I'm angry and upset. I'm angry my amazing Mum who has dedicated her life to helping others in need, had to experience this in her life. I'm angry this happened to a tiny little girl. I've been angry for 23 years. This is why I get so angry about politics in the UK and US. We were making some tiny progress and I was scared the bad men of the 1950s would come back. And they did. 

Moving forward 

As a white person I must acknowledge my white privilege, my real British history which isn't so great and LISTEN and LEARN. We must all educate ourselves. NO BUTS! 

I grew up and still live in a very white, middle class Somerset. I'm not a people person so I traded social interaction for nature and culture I could access from my sofa.

However, I grew up with positive black role models all over the TV - The Fresh Prince, Desmonds, The Cosby Show, Heartbreak High, not to mention presenting the News, in fashion, films and music.

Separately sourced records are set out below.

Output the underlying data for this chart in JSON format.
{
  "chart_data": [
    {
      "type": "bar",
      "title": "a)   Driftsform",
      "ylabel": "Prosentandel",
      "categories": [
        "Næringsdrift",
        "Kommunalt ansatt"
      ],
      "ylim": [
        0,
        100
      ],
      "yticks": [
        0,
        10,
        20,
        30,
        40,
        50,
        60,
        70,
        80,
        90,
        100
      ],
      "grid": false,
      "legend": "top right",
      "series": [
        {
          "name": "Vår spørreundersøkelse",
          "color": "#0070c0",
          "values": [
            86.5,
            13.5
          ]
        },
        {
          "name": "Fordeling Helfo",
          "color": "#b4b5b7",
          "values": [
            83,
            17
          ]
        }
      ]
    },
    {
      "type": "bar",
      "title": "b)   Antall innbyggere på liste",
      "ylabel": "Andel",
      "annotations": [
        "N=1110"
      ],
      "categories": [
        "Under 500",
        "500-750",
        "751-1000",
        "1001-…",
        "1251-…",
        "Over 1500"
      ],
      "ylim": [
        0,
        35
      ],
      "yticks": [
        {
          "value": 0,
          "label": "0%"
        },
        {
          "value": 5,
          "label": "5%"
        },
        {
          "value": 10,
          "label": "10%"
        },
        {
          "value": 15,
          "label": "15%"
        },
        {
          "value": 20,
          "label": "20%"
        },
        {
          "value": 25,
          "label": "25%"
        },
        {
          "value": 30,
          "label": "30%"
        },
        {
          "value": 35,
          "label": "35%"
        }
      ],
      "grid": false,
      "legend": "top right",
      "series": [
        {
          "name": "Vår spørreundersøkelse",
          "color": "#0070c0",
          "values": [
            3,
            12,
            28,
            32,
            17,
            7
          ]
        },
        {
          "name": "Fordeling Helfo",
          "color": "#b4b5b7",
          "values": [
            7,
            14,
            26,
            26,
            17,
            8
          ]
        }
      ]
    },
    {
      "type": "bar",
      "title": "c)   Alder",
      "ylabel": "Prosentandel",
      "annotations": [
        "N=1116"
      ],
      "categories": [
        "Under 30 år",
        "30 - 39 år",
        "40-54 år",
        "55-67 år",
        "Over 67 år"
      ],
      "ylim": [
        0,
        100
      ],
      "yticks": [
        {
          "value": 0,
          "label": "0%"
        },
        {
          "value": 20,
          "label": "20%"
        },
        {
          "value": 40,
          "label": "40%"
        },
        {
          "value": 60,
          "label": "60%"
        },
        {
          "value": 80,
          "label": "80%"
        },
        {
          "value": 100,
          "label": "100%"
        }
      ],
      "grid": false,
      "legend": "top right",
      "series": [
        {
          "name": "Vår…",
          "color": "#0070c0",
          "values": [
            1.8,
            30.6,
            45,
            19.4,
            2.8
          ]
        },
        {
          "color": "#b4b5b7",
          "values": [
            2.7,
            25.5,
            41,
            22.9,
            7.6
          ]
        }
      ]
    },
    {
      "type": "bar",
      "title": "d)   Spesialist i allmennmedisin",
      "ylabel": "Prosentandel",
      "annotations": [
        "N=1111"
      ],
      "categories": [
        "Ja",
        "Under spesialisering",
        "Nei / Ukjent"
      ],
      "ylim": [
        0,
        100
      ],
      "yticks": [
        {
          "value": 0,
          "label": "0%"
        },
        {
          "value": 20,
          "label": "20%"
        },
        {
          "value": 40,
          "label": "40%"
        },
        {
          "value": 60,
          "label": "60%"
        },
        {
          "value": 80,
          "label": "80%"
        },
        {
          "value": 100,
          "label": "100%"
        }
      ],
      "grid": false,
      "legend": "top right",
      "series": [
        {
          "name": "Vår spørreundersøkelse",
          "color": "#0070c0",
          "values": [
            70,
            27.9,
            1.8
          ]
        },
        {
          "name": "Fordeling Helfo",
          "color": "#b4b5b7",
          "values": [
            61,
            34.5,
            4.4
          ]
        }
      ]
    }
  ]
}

I saw people of colour in the mainstream, having normal successful lives and when Barack Obama was elected I thought it was job done. This blinkered idealism made me fail to see how things outside my bubble changed and systematic racism was existing.

Now, I want to see more young black and Asian leads in films that aren't just about so called 'black' issues? I was to see a Spielberg movie where the leads are all BIPOC.
Colour blind casting like in David Copperfield made an old Dickens tale exciting and fresh and brilliant instead of stuffy and old. Painful stories of history must be told too. If Beale Street Could Talk is still one of the most beautiful films I have ever seen. We see must see more positive stories of diverse cultures in the mainstream. 

The talent in (all sectors) is there in bucket loads so why aren't people being represented? An end to 'who you know' is needed. Its all of us who miss out on the talent. 
I have thought about positive discrimination, it mustn't be tokenism or tick boxing for businesses. Blind CVs are needed. Picking the best person for the job AND they happen to be a person of colour is so easy. Just look outside your bubble.

I've just booked a model for a shoot. Not because she is black but because she is beautiful and has the face, body, hair, poise, personality and skills that are exactly what I am looking for to model my work. 
I didn't used to book any models because of budget, I asked people I knew, in Somerset, which is why everyone is white! Pretty lazy on my part. 
It is my responsibility to make the effort to find the talent and open my world. I have been missing out on so much. 

History needs to be rewritten to put people of colour and culture back in. Ask where they are? When I was at school in the 90s I chose to study 'Religious Education' over history. Not because I believe in God but because it was the only way I could learn about other cultures. BIPOC and cultures should be included in every single subject! Our countries children have been missing out on this essential education. 
Governments and institutions, education and society as a whole must change and put a stop to racism for good. I'd like The British Government and The Queen to say sorry, to take a knee and ask themselves every day what they are doing to help BIPOC ensure future generations don't suffer the past. 

We must all call out racism whenever you hear it. Talk about it. Talk to people who are different to you. Support and champion people of colour and their business's long term. Stand in the way of racism, be anti-racist and put yourself in someone elses shoes, always. LISTEN!!!!! 

Only then can we build a society that promises an equal, safe future for people of colour. We will all benefit from this.

I need to go and find the beauty in this world. There is so much out there when black lives matter too. Don't miss out!


Stephen Lawrence Charitable Trust


Black Lives Matter 


Why I'm no longer talking to white people about race by Reni Eddo-Lodge

Me and White Supremacy by Layla Saad

The 13th State on Netflix 

Little Fires Everywhere on Amazon Prime

N.B  this is a note to self and I hope a note to others. I have purposely not used the term BAME (Black Asian Minority Ethnic) as I feel uncomfortable about the term and its negative tone. BIPOC (Black Indigenous People of Colour) feels more positive. 
This article as I learn and educate myself more will continue to be updated. I have already adjusted my language.